Very few of us find it possible to set aside a whole day every week to “do nothing” but perhaps the Sabbath is not about doing nothing. Rabbi Abraham Joshua Heschel offered that, “If you work with your hands, sabbath with your mind. If you work with your mind, sabbath with your hands.” This is a good rule of thumb, but what if we need something more specific? What work is permissible and what work is not? And could we imagine how actually setting aside a day each week might radically transform our lives and the world?

What we do or don’t do regarding the Sabbath is the point of conflict in the two stories we hear in Mark this week. In the first story, Jesus’ disciples pick grain on the Sabbath. The Pharisees question this, but Jesus suggests that if David’s men could eat consecrated bread from the temple when they were hungry, then his disciples could bend the rules about harvesting on the Sabbath to satisfy their needs. For Jesus to affirm that some laws could and should be altered to meet basic human need, and also to connect himself to David in this way, was a challenge to the Jewish leaders. Altering law to meet human need can often be a point of conflict in society.

In the second story Jesus enters the synagogue on the Sabbath, and the leaders watch to see if he will heal a man with a withered hand. Will Jesus again disregard the rules about work on the Sabbath? Jesus does exactly that, reasoning that he is saving the man’s life, and work that saves a life is permitted on the Sabbath.
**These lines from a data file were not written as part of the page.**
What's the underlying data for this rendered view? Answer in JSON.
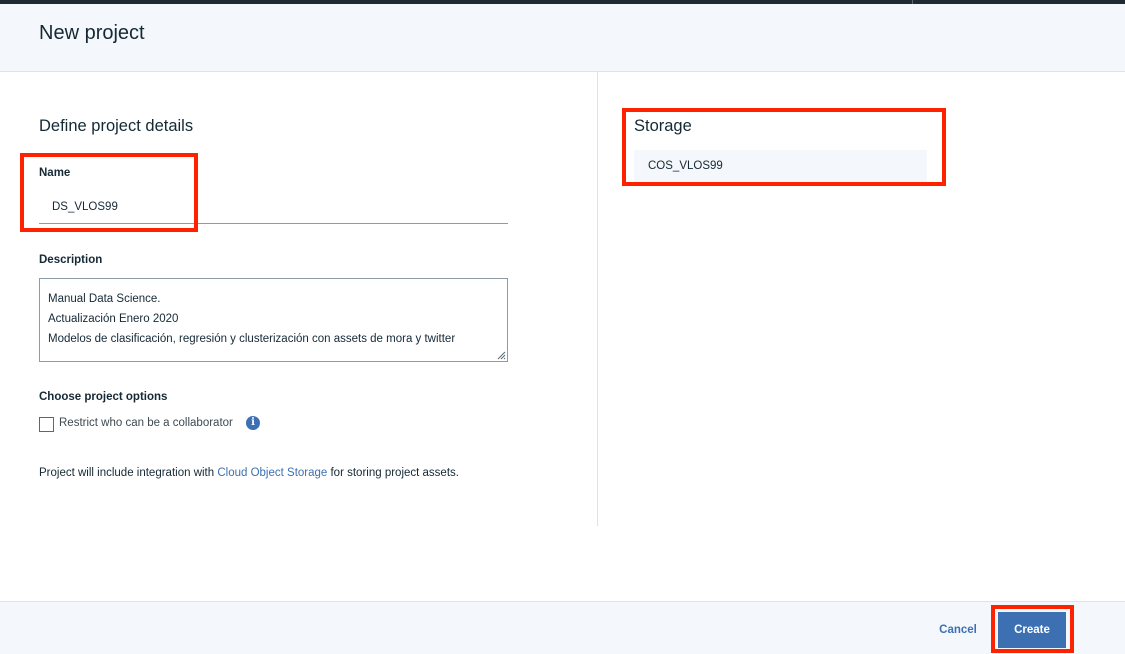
{
  "header": {
    "title": "New project"
  },
  "details": {
    "section_title": "Define project details",
    "name_label": "Name",
    "name_value": "DS_VLOS99",
    "description_label": "Description",
    "description_lines": [
      "Manual Data Science.",
      "Actualización Enero 2020",
      "Modelos de clasificación, regresión y clusterización con assets de mora y twitter"
    ],
    "options_label": "Choose project options",
    "restrict_label": "Restrict who can be a collaborator",
    "restrict_checked": false,
    "integration_prefix": "Project will include integration with ",
    "integration_link": "Cloud Object Storage",
    "integration_suffix": " for storing project assets."
  },
  "storage": {
    "title": "Storage",
    "value": "COS_VLOS99"
  },
  "footer": {
    "cancel_label": "Cancel",
    "create_label": "Create"
  },
  "icons": {
    "info": "info-icon"
  },
  "colors": {
    "accent": "#3d70b2",
    "highlight": "#ff2200",
    "header_bg": "#f4f7fb"
  }
}
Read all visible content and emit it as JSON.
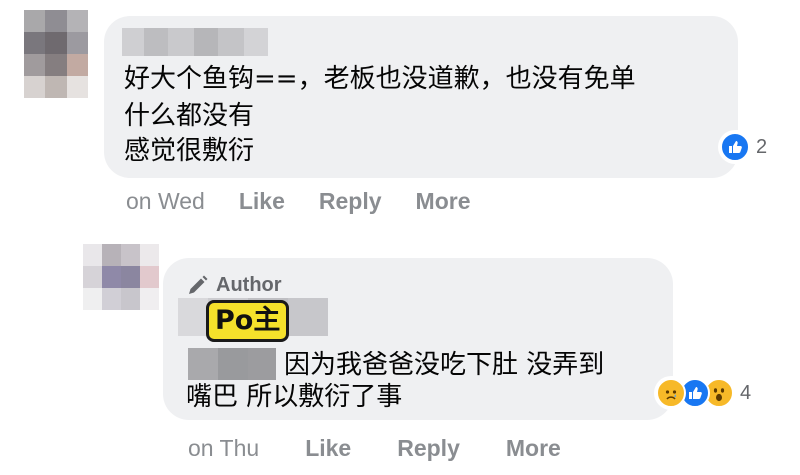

Jesus does not abolish the commandment about the Sabbath, but he does challenge all rules about how it is to be kept. What work might we need to do to save life, whether that be in our community, our parish, our family, or even our own life? What work can safely be set aside for a day each week?

The Sabbath is God’s gift of rest to us. It shouldn’t produce anxiety about whether we are doing it right, rather it should be a time for joy and renewal. What would it look like in your life to take a day each week to let go of the need to be available, to be plugged in, to be “on call” for anything but the gift of rest that God has for us?

We serve the Lord of the Sabbath, a God who invites us to a grace-filled rhythm of life, so that we can be our best selves as we live into God’s dream for all creation.